Sunday, July 15, 2007

Anthracite LBRR

I did the Anthracite triathlon last year on something of a whim.

After September 05, when I had my ACL replaced, I'd been working towards the Philadelphia Triathlon. It was a rehab goal – and, as it turned out, a very achievable one. But the swim was cancelled that day because of all the debris floating in the Schuylkill, (and because it was brown and gross, too) – so I just didn't feel like I'd done a triathlon. Something felt missing. So Helen and I looked around for another race, and found Anthracite. Not super far – it's in Jim Thorpe, PA, around 90 minutes away. And, as Helen noted in her last post, it plays to my strenghts – a hilly bike ride and a run on trails. They're not techincal trails, but they're a softer surface.

I had a great time last year, so I was pretty set on heading back this year. It's a small race, nice crowd, a ton of volunteers, beautiful setting, challenging bike course. And it's a nice area too – lots of hiking and stuff in the region, and a little city center that's kind of neat.

I was also looking at this as a race to really prepare for and do my best at. But I didn't really get to do the whole peaking/tapering thing as much as I'd hoped. And I'd barely been on my bike in the last two weeks. On the other hand, I had run a lot lately and even done some open water swimming. I also have a wetsuit now, something I didn't have last year.

My race strategy was to go out hard and just try to hang on. I was hoping to get under the "Mendoza line" on the swim. Ideally, this meant under 30 minutes, although the maximum Mendoza time is 32:48. (It's a metric/standard thing). I was also planning on using most of my effort on the start of the bike, as that's when the hardest climbs are (or so I thought), and then run as fast as I could. That was the strategy.

I started off the swim calmly, though. At first, I really just didn't want to get kicked in the face. Just tried to swim my swim, and draft when I could. I was actually able to draft for maybe a quarter or a third of the swim. It was good when it was happening, but it was just that little bit too slow, so eventually I just headed out on my own. Worked harder in the swim than I usually do. Finished in just under 31. Not what I'd been hoping for, but around 5 minutes faster than last year's time.

Tried to rush through T1 (it's hard getting that wetsuit off!) and headed out. A few people passed me on the bike, which isn't usual but it does happen. I probably passed 15-20 people or so. Maybe less, but I'd be really surprised if it was less than 10. Overall, I was ok with my ride. I didn't do great, didn't feel great, but kept working. There was never a hill I felt like I couldn't do. This included the one at mile 16 which I'd forgotten about, but is quite a lactic-acid producing switchback. I averaged a bit faster than last year, but not much (waiting for the splits to go on-line for the exact time). No mechanical issues, which was nice. I was worried, as my tires have 1,000 miles on them and my chain far more. But they held together today. At one point my chain did shift off the outside of the big ring but I got it back on just by pedaling through (i.e. without getting off the bike).

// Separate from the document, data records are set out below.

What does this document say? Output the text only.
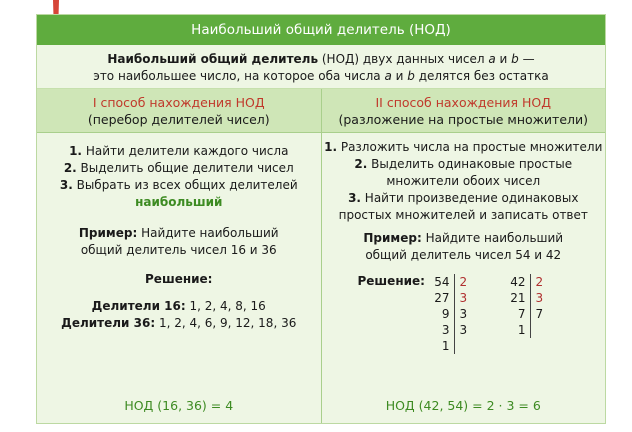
Наибольший общий делитель (НОД)
Наибольший общий делитель (НОД) двух данных чисел a и b —
это наибольшее число, на которое оба числа a и b делятся без остатка
I способ нахождения НОД
(перебор делителей чисел)
1. Найти делители каждого числа
2. Выделить общие делители чисел
3. Выбрать из всех общих делителей
наибольший
Пример: Найдите наибольший
общий делитель чисел 16 и 36
Решение:
Делители 16: 1, 2, 4, 8, 16
Делители 36: 1, 2, 4, 6, 9, 12, 18, 36
НОД (16, 36) = 4
II способ нахождения НОД
(разложение на простые множители)
1. Разложить числа на простые множители
2. Выделить одинаковые простые
множители обоих чисел
3. Найти произведение одинаковых
простых множителей и записать ответ
Пример: Найдите наибольший
общий делитель чисел 54 и 42
Решение: 54
27
9
3
1
2
3
3
3
42
21
7
1
2
3
7
НОД (42, 54) = 2 · 3 = 6
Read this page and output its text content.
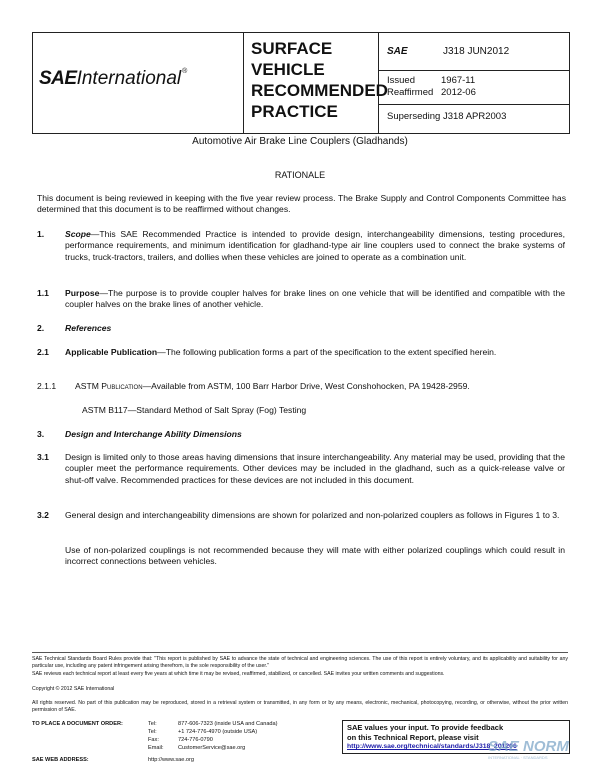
SAEInternational®
SURFACE
VEHICLE
RECOMMENDED
PRACTICE
SAE	J318 JUN2012
Issued	1967-11
Reaffirmed 2012-06
Superseding J318 APR2003
Automotive Air Brake Line Couplers (Gladhands)
RATIONALE
This document is being reviewed in keeping with the five year review process. The Brake Supply and Control Components Committee has determined that this document is to be reaffirmed without changes.
1. Scope—This SAE Recommended Practice is intended to provide design, interchangeability dimensions, testing procedures, performance requirements, and minimum identification for gladhand-type air line couplers used to connect the brake systems of trucks, truck-tractors, trailers, and dollies when these vehicles are joined to operate as a combination unit.
1.1 Purpose—The purpose is to provide coupler halves for brake lines on one vehicle that will be identified and compatible with the coupler halves on the brake lines of another vehicle.
2. References
2.1 Applicable Publication—The following publication forms a part of the specification to the extent specified herein.
2.1.1 ASTM Publication—Available from ASTM, 100 Barr Harbor Drive, West Conshohocken, PA 19428-2959.
ASTM B117—Standard Method of Salt Spray (Fog) Testing
3. Design and Interchange Ability Dimensions
3.1 Design is limited only to those areas having dimensions that insure interchangeability. Any material may be used, providing that the coupler meet the performance requirements. Other devices may be included in the gladhand, such as a quick-release valve or shut-off valve. Recommended practices for these devices are not included in this document.
3.2 General design and interchangeability dimensions are shown for polarized and non-polarized couplers as follows in Figures 1 to 3.
Use of non-polarized couplings is not recommended because they will mate with either polarized couplings which could result in incorrect connections between vehicles.
SAE Technical Standards Board Rules provide that: "This report is published by SAE to advance the state of technical and engineering sciences. The use of this report is entirely voluntary, and its applicability and suitability for any particular use, including any patent infringement arising therefrom, is the sole responsibility of the user."
SAE reviews each technical report at least every five years at which time it may be revised, reaffirmed, stabilized, or cancelled. SAE invites your written comments and suggestions.
Copyright © 2012 SAE International
All rights reserved. No part of this publication may be reproduced, stored in a retrieval system or transmitted, in any form or by any means, electronic, mechanical, photocopying, recording, or otherwise, without the prior written permission of SAE.
TO PLACE A DOCUMENT ORDER:	Tel:	877-606-7323 (inside USA and Canada)
Tel:	+1 724-776-4970 (outside USA)
Fax:	724-776-0790
Email:	CustomerService@sae.org
SAE WEB ADDRESS:	http://www.sae.org
SAE values your input. To provide feedback
on this Technical Report, please visit
http://www.sae.org/technical/standards/J318_201206
SAE NORM
INTERNATIONAL · STANDARDS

T2 was pretty unremarkable. I was worried, though – I'd never been that spent heading out onto the run. Helen met me there and headed out with me on the run. This made it a lot easier for me. It may also have been illegal –

From the USAT rule book: No participant shall accept from any person (other than a race official) physical assistance in any form, including food, drink, equipment, support, pacing, a replacement bicycle or bicycle parts, unless an express exception has been granted and approved, in writing, by USA Triathlon. …. Any violation of this Section shall result in a variable time penalty.

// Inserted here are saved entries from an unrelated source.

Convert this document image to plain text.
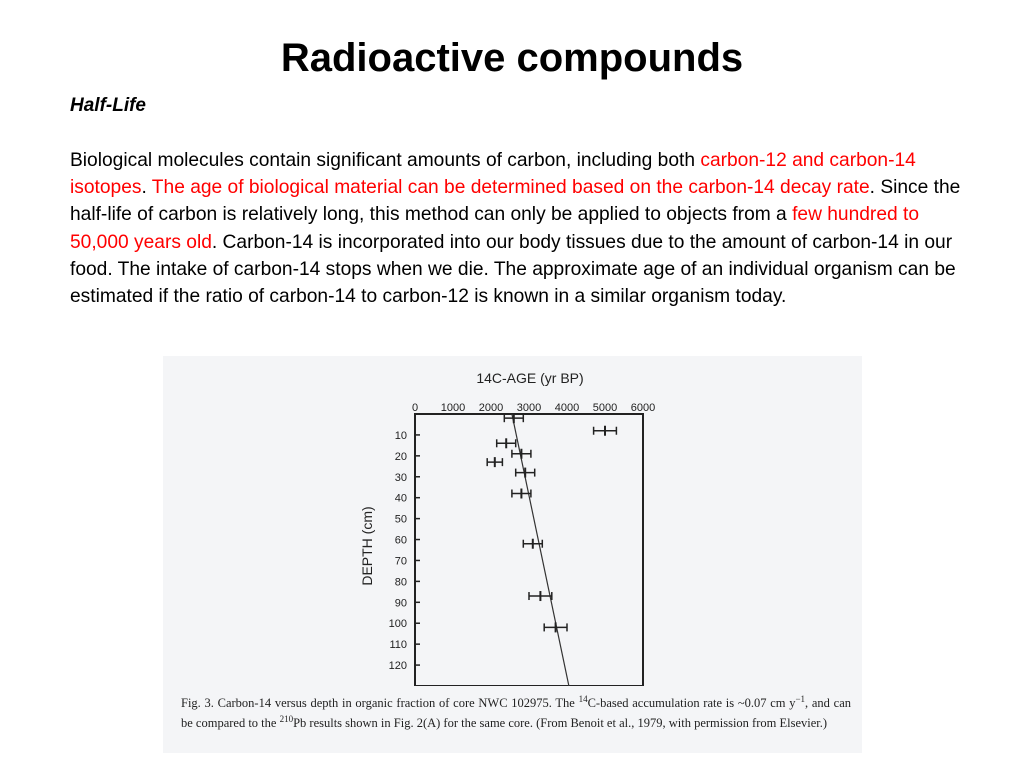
Radioactive compounds
Half-Life

Biological molecules contain significant amounts of carbon, including both carbon-12 and carbon-14 isotopes. The age of biological material can be determined based on the carbon-14 decay rate. Since the half-life of carbon is relatively long, this method can only be applied to objects from a few hundred to 50,000 years old. Carbon-14 is incorporated into our body tissues due to the amount of carbon-14 in our food. The intake of carbon-14 stops when we die. The approximate age of an individual organism can be estimated if the ratio of carbon-14 to carbon-12 is known in a similar organism today.

14C-AGE (yr BP)
0 1000 2000 3000 4000 5000 6000
10
20
30
40
50
60
70
80
90
100
110
120
DEPTH (cm)
Fig. 3. Carbon-14 versus depth in organic fraction of core NWC 102975. The $^{14}$C-based accumulation rate is ~0.07 cm $y^{-1}$, and can be compared to the $^{210}$Pb results shown in Fig. 2(A) for the same core. (From Benoit et al., 1979, with permission from Elsevier.)
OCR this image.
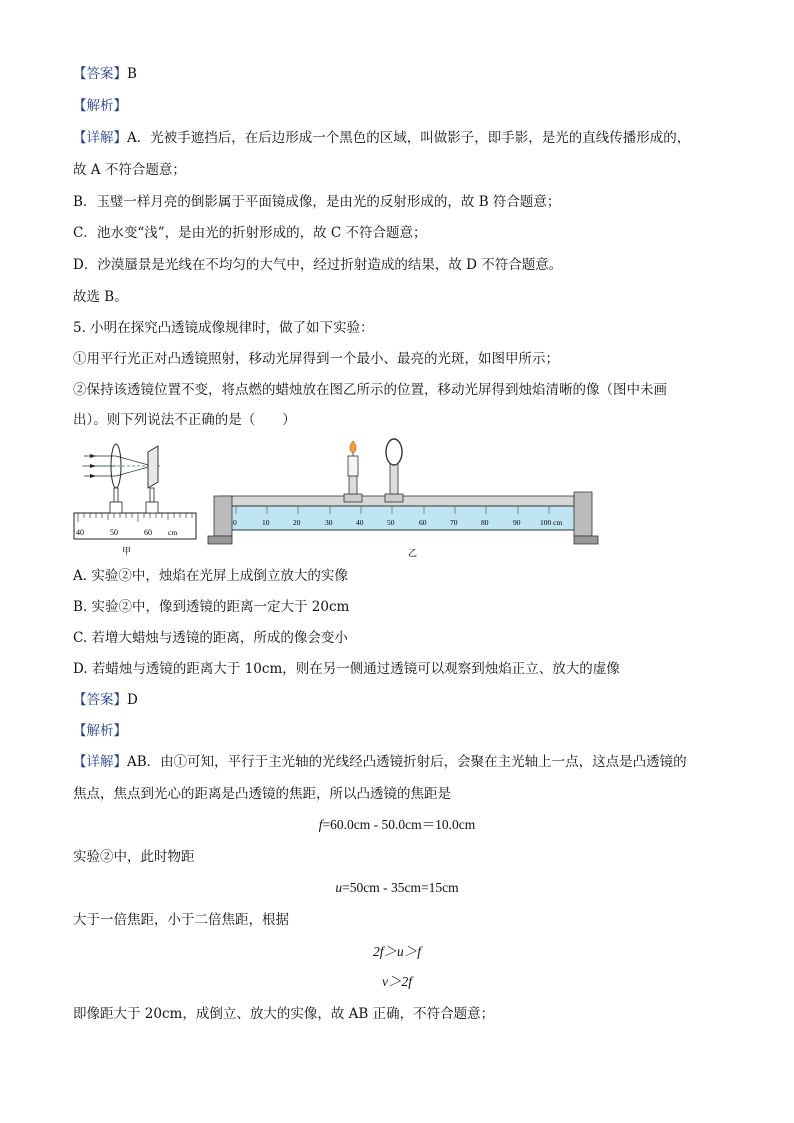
【答案】B
【解析】
【详解】A．光被手遮挡后，在后边形成一个黑色的区域，叫做影子，即手影，是光的直线传播形成的，
故 A 不符合题意；
B．玉璧一样月亮的倒影属于平面镜成像，是由光的反射形成的，故 B 符合题意；
C．池水变“浅”，是由光的折射形成的，故 C 不符合题意；
D．沙漠蜃景是光线在不均匀的大气中，经过折射造成的结果，故 D 不符合题意。
故选 B。
5. 小明在探究凸透镜成像规律时，做了如下实验：
①用平行光正对凸透镜照射，移动光屏得到一个最小、最亮的光斑，如图甲所示；
②保持该透镜位置不变，将点燃的蜡烛放在图乙所示的位置，移动光屏得到烛焰清晰的像（图中未画
出）。则下列说法不正确的是（　　）
40	50	60 cm
甲
0	10	20	30	40	50	60	70	80	90	100 cm
乙
A. 实验②中，烛焰在光屏上成倒立放大的实像
B. 实验②中，像到透镜的距离一定大于 20cm
C. 若增大蜡烛与透镜的距离，所成的像会变小
D. 若蜡烛与透镜的距离大于 10cm，则在另一侧通过透镜可以观察到烛焰正立、放大的虚像
【答案】D
【解析】
【详解】AB．由①可知，平行于主光轴的光线经凸透镜折射后，会聚在主光轴上一点，这点是凸透镜的
焦点，焦点到光心的距离是凸透镜的焦距，所以凸透镜的焦距是
f=60.0cm - 50.0cm＝10.0cm
实验②中，此时物距
u=50cm - 35cm=15cm
大于一倍焦距，小于二倍焦距，根据
2f＞u＞f
v＞2f
即像距大于 20cm，成倒立、放大的实像，故 AB 正确，不符合题意；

But no one said anything and I didn't win anything.

My upper-level goal was to run at a 7:15 pace. Last year I ran at a bit over 8, but I've done a lot of running since then and lost around 10 pounds, so I was optimistic when planning the race. But I was hurting out of T2 – legs were heavy, side stich, the works. When we passed the first mile marker at 7:46 I was pretty surprised, it had felt slow. As we kept running, though, I managed to hit stride for a while. Then you have to go up a big hill, which we did ok on, then back down. Had a final gel. Kept going – Helen was having trouble keeping up, having already run 6 miles or so that day! – so I asked her if we could just run with me through mile 5. But after that marker it started to go uphill, I was cramping up again, and just felt beat. So I got Helen to run with me some more. And things got better. I wound up finishing strong, with more of a finishing kick than I'd expected. I finished the run in 45:36 – again, 5 minutes faster than last year. Faster than my time in Philly last year, too, which is an easier course.

I'd had grand dreams of breaking 2:30, or of placing in my age group. But that wasn't going to happen. I'm way off of that. The age group is brutal – 7 of the top 10 finishers, I think. My final time was 2:41. Under 2:45, which was my bottom-line good time. I'd never gone out that hard, but more on that later – it made my time faster, but it's not how I've normally raced in the past.


Helen said...

Hurray for going out hard and doing positive splits! That was a great run in spite of cramps.

noah said...

the irony is that i'm pretty sure i negative split the run.